Nehmen wir nur die Luftfahrzeuge, egal ob Sea King, Transall oder weiß ich was. Hier regiert seit Jahren der Rotstift, es herrscht drastischer Ersatzteilmangel, genau wie Personalmangel.
Mal eben 10 Transall los schicken klappt schlicht und einfach nicht, so viele stehen nicht rum. Das gleiche bei den Hubschraubern. Zusätzlich brauche ich Personal, welches ausgebildet und ausgerüstet ist.
Glücklicherweise befindet sich der EAV grob im gleichen Seegebiet, so dass hier ein einsatzklarer Verband zur Verfügung steht.
Denn Reserven hat die Marine seit Jahren nicht mehr, vielmehr schlägt man sich auch hier zur Luft und zur See mit altem Material und zu wenig Ersatzteilen rum.
Daher halte ich es für das (traurigerweise) Optimum, was die Bw momentan los schickt bzw vor Ort hat.
Dass es besser gehen müsste, steht ausser Frage. Aber dafür fehlt das Geld, oder vielmehr der politische Wille.
@ TimTimTim:
Der Rotstift wird eben falsch angesetzt – nicht nur von den Politikern, sondern eben auch von den Generalen.
Für sehr viel Quatsch ist noch Geld da, aber nicht für die Rettung von Staatsbürgern?
Und das andauernde Verstecken hinter dem politischen Willen ist ganz schnell ein Bumerang. Denn der kann sich weitaus schneller ändern als sich die Bw ändern kann (Beispuiele hierfür gibt es aus den letzten Jahren genug).

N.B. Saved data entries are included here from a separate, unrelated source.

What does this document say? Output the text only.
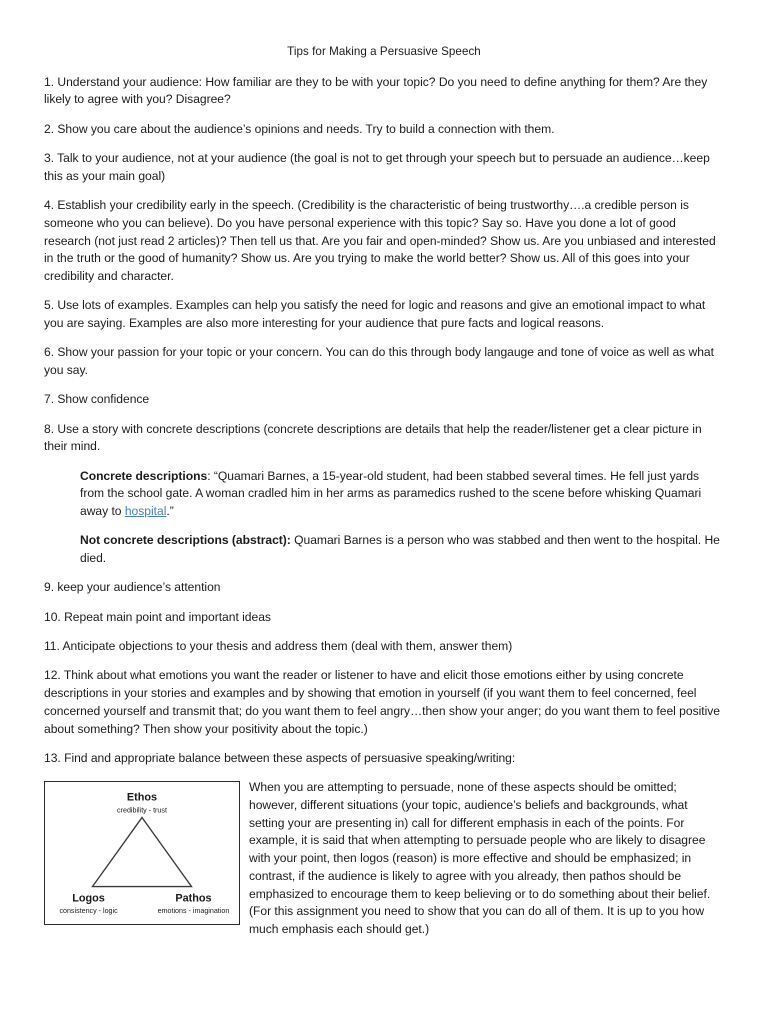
Tips for Making a Persuasive Speech

1. Understand your audience: How familiar are they to be with your topic? Do you need to define anything for them? Are they likely to agree with you? Disagree?

2. Show you care about the audience’s opinions and needs. Try to build a connection with them.

3. Talk to your audience, not at your audience (the goal is not to get through your speech but to persuade an audience…keep this as your main goal)

4. Establish your credibility early in the speech. (Credibility is the characteristic of being trustworthy….a credible person is someone who you can believe). Do you have personal experience with this topic? Say so. Have you done a lot of good research (not just read 2 articles)? Then tell us that. Are you fair and open-minded? Show us. Are you unbiased and interested in the truth or the good of humanity? Show us. Are you trying to make the world better? Show us. All of this goes into your credibility and character.

5. Use lots of examples. Examples can help you satisfy the need for logic and reasons and give an emotional impact to what you are saying. Examples are also more interesting for your audience that pure facts and logical reasons.

6. Show your passion for your topic or your concern. You can do this through body langauge and tone of voice as well as what you say.

7. Show confidence

8. Use a story with concrete descriptions (concrete descriptions are details that help the reader/listener get a clear picture in their mind.

Concrete descriptions: “Quamari Barnes, a 15-year-old student, had been stabbed several times. He fell just yards from the school gate. A woman cradled him in her arms as paramedics rushed to the scene before whisking Quamari away to hospital.”

Not concrete descriptions (abstract): Quamari Barnes is a person who was stabbed and then went to the hospital. He died.

9. keep your audience’s attention

10. Repeat main point and important ideas

11. Anticipate objections to your thesis and address them (deal with them, answer them)

12. Think about what emotions you want the reader or listener to have and elicit those emotions either by using concrete descriptions in your stories and examples and by showing that emotion in yourself (if you want them to feel concerned, feel concerned yourself and transmit that; do you want them to feel angry…then show your anger; do you want them to feel positive about something? Then show your positivity about the topic.)

13. Find and appropriate balance between these aspects of persuasive speaking/writing:

Ethos
credibility - trust
Logos
consistency - logic
Pathos
emotions - imagination

When you are attempting to persuade, none of these aspects should be omitted; however, different situations (your topic, audience’s beliefs and backgrounds, what setting your are presenting in) call for different emphasis in each of the points. For example, it is said that when attempting to persuade people who are likely to disagree with your point, then logos (reason) is more effective and should be emphasized; in contrast, if the audience is likely to agree with you already, then pathos should be emphasized to encourage them to keep believing or to do something about their belief. (For this assignment you need to show that you can do all of them. It is up to you how much emphasis each should get.)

Daher wäre veranwortungsvolle und vorausschauende militärische Planung notwendig. Aber die findet nunmal nicht statt. Nicht war, Herr Wieker und Herr zG?
Laut tagesschau sind die Flugzeuge zurück in Malta.
Was die Evakuierung per Schiff angeht: Die USA hat zwei schnelle Yachten dafür gechartet (angeblich für 0,5 Mio. €).
Was mich an der ganzen Evakuierungsdiskussion hier etwas nervt:
Die Diskussion verläuft mal wieder nach dem Schema „Was kann die Bundeswehr zum Thema tolles tun“, und nicht nach dem was in solchen Situationen erforderlich ist.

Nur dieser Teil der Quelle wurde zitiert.